The brain is thought to process newly acquired facts, figures and locations most efficiently in deep sleep. This restful state usually descends within the first 20 minutes or so after head meets pillow, and it may last an hour or more, then recur later in the night. The researchers delivered pulses of rose bouquet during this slow-wave state; the odor did not interrupt sleep, and the students said they had no memory of it.
But their brains noticed, and they retained an almost perfect memory of card locations. The students scored an average of 97 percent on the card game, compared with 86 percent when they played the concentration game and slept without being perfumed by nighttime neuroscience faeries.
The students did not get the same boost when they received bursts of the fragrance before falling asleep, and their improvements were not a result of practice, the study found.
Previous research has shown that regions of the cortex, the thinking and planning part of the brain, communicate during deep sleep with a sliver of tissue deeper in the brain called the hippocampus, which records each day’s memories. What is most likely happening, the study’s authors argue, is that the cortex is reactivating the same set of neurons that fired when a particular fact was noticed or learned. The hippocampus then encodes that firing sequence back in the cortex, consolidating the memory.
“We would expect spontaneous reactivation driven by the slow-wave sleep, but by presenting the rose odor cues we intensified this activation and enhanced the transfer of these memories into the neocortex,” said Dr. Jan Born, a neuroscientist at Lübeck and an author of the study.
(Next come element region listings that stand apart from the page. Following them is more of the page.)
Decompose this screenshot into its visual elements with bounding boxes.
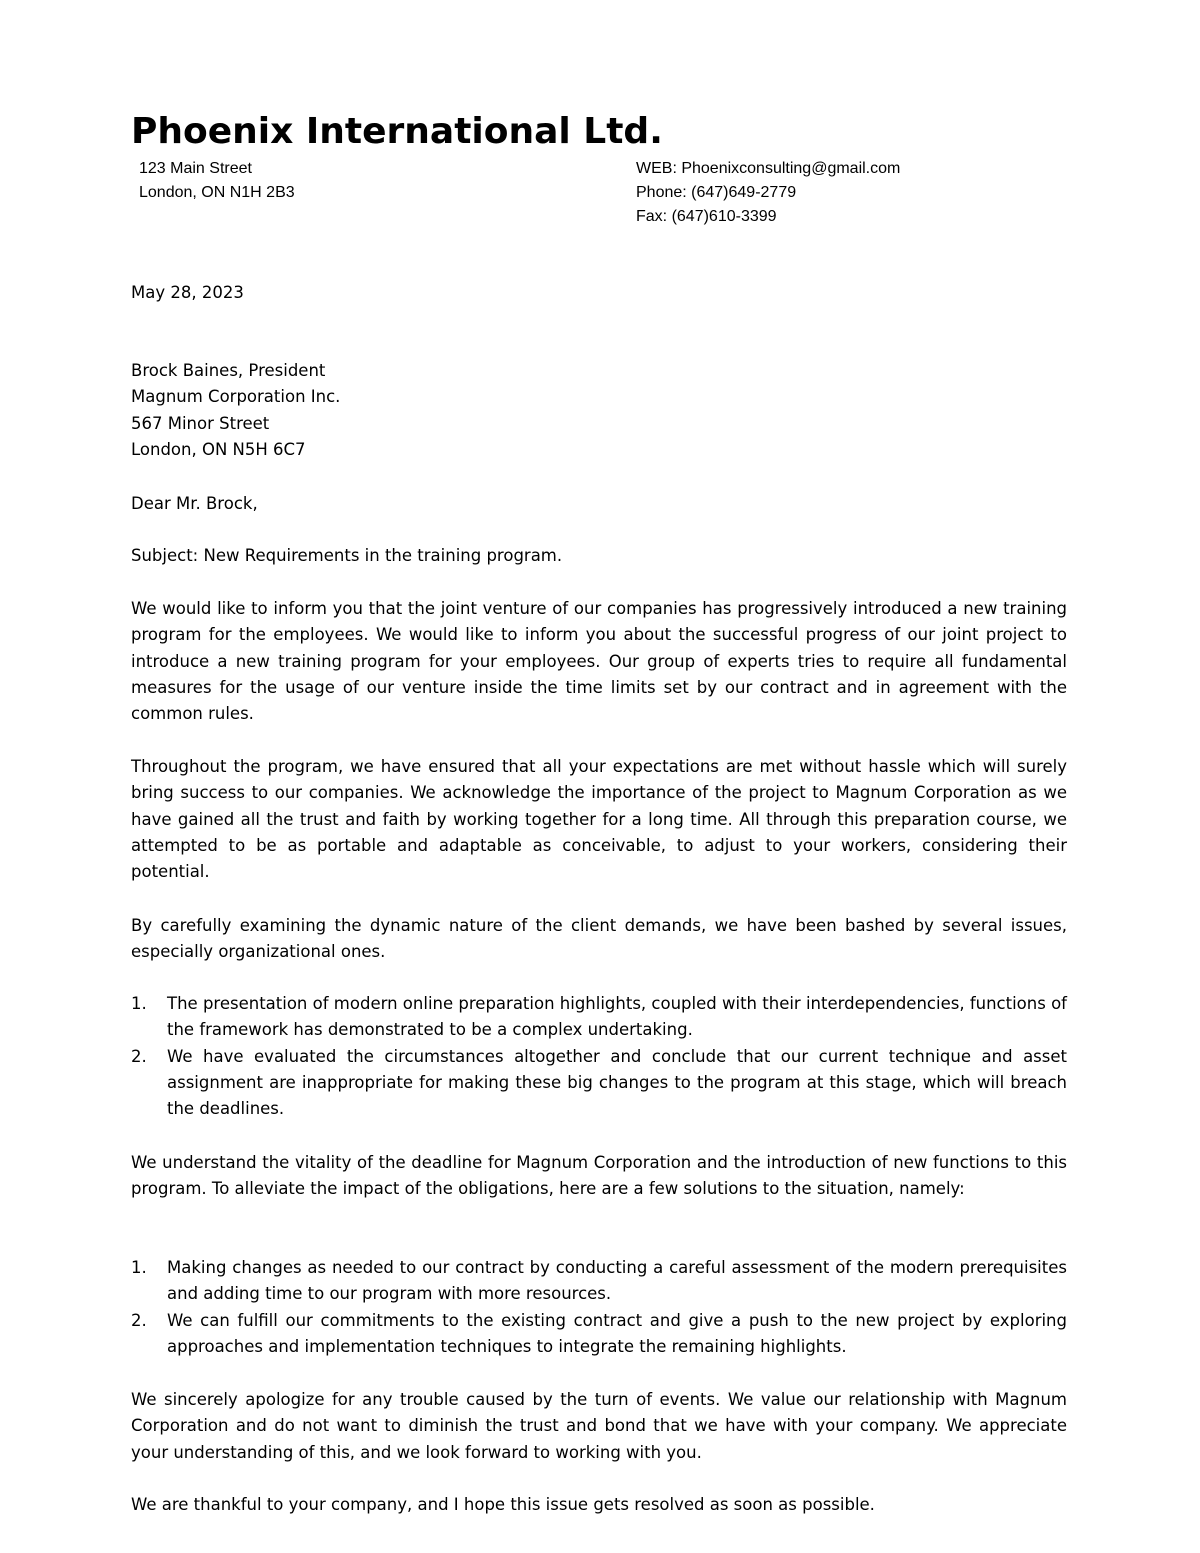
company-street: 123 Main Street (139, 160, 252, 177)
paragraph-issues-intro: By carefully examining the dynamic nature of the client demands, we have been bashed by several issues, especially organizational ones. (131, 916, 1067, 962)
list-number: 1. (131, 1258, 147, 1277)
paragraph-progress: Throughout the program, we have ensured that all your expectations are met without hassle which will surely bring success to our companies. We acknowledge the importance of the project to Magnum Corporation as we have gained all the trust and faith by working together for a long time. All through this preparation course, we attempted to be as portable and adaptable as conceivable, to adjust to your workers, considering their potential. (131, 757, 1067, 882)
list-item (131, 991, 1067, 1044)
company-address (139, 157, 295, 205)
company-city: London, ON N1H 2B3 (139, 184, 295, 201)
letter-date: May 28, 2023 (131, 283, 244, 302)
list-item (131, 1255, 1067, 1308)
list-number: 2. (131, 1046, 147, 1066)
paragraph-intro: We would like to inform you that the joint venture of our companies has progressively introduced a new training program for the employees. We would like to inform you about the successful progress of our joint project to introduce a new training program for your employees. Our group of experts tries to require all fundamental measures for the usage of our venture inside the time limits set by our contract and in agreement with the common rules. (131, 599, 1067, 724)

His co-authors were Bjorn Rasch, Christian Büchel and Steffen Gais.
Olfactory sensing pathways in the brain lead more directly to the hippocampus than visual and auditory ones. That may be why smells can be linked so closely to memory, and may revive forgotten joys, humiliations and other remembrances of things past.
To check their reasoning, the researchers took M.R.I. images of some of the students’ brains during their rose-scented slumber. As predicted, regions of the cortex became noticeably more active, as did the hippocampus.
The findings suggest that distinct sleep states may be specialized to integrate different kinds of information. The researchers found, for example, that the rose scent did not enhance memories of a learned, finger-tapping sequence — a rhythmic memory that does not appear to be consolidated by the hippocampus.
Likewise, rose fragrance during R.E.M. sleep made no difference to the students’ scores. It may be that the hues, horrors and hilarity of dreams during R.E.M. reflect the brain’s efforts to digest and integrate emotional, rather than factual, memories, Dr. Stickgold said.
“Extracting patterns and rules and what we call the gist of a memory might turn out to be antithetical to the process of nailing down the facts themselves,” Dr. Stickgold said. “So, for instance, you might use R.E.M. to integrate one, and slow-wave sleep for the other.”
The new findings do not close the book on how memories are formed and consolidated during sleep. Other scientists have found evidence that rather than reactivation, the brain’s slow-wave state induces an overall weakening of neuron-to-neuron signaling, making recently recorded memories look bolder by reducing the background neural “noise.” And it may be, Dr. Born said, that both processes are occurring during sleep: a pruning away of the noise of the day’s irrelevant observations, and a replaying of its important ones.
Either way, the researchers said, the new findings are likely to prompt some creative thinking on the part of students facing the terror of final exams. The German research group has preliminary evidence that acrid smells might be even better in enhancing memory.
“We use an apparatus to sense the onset of slow-wave sleep and deliver the odor” in short, alternating bursts, Dr. Born said, adding, “I suppose for some students it would not be too difficult to develop something like this.”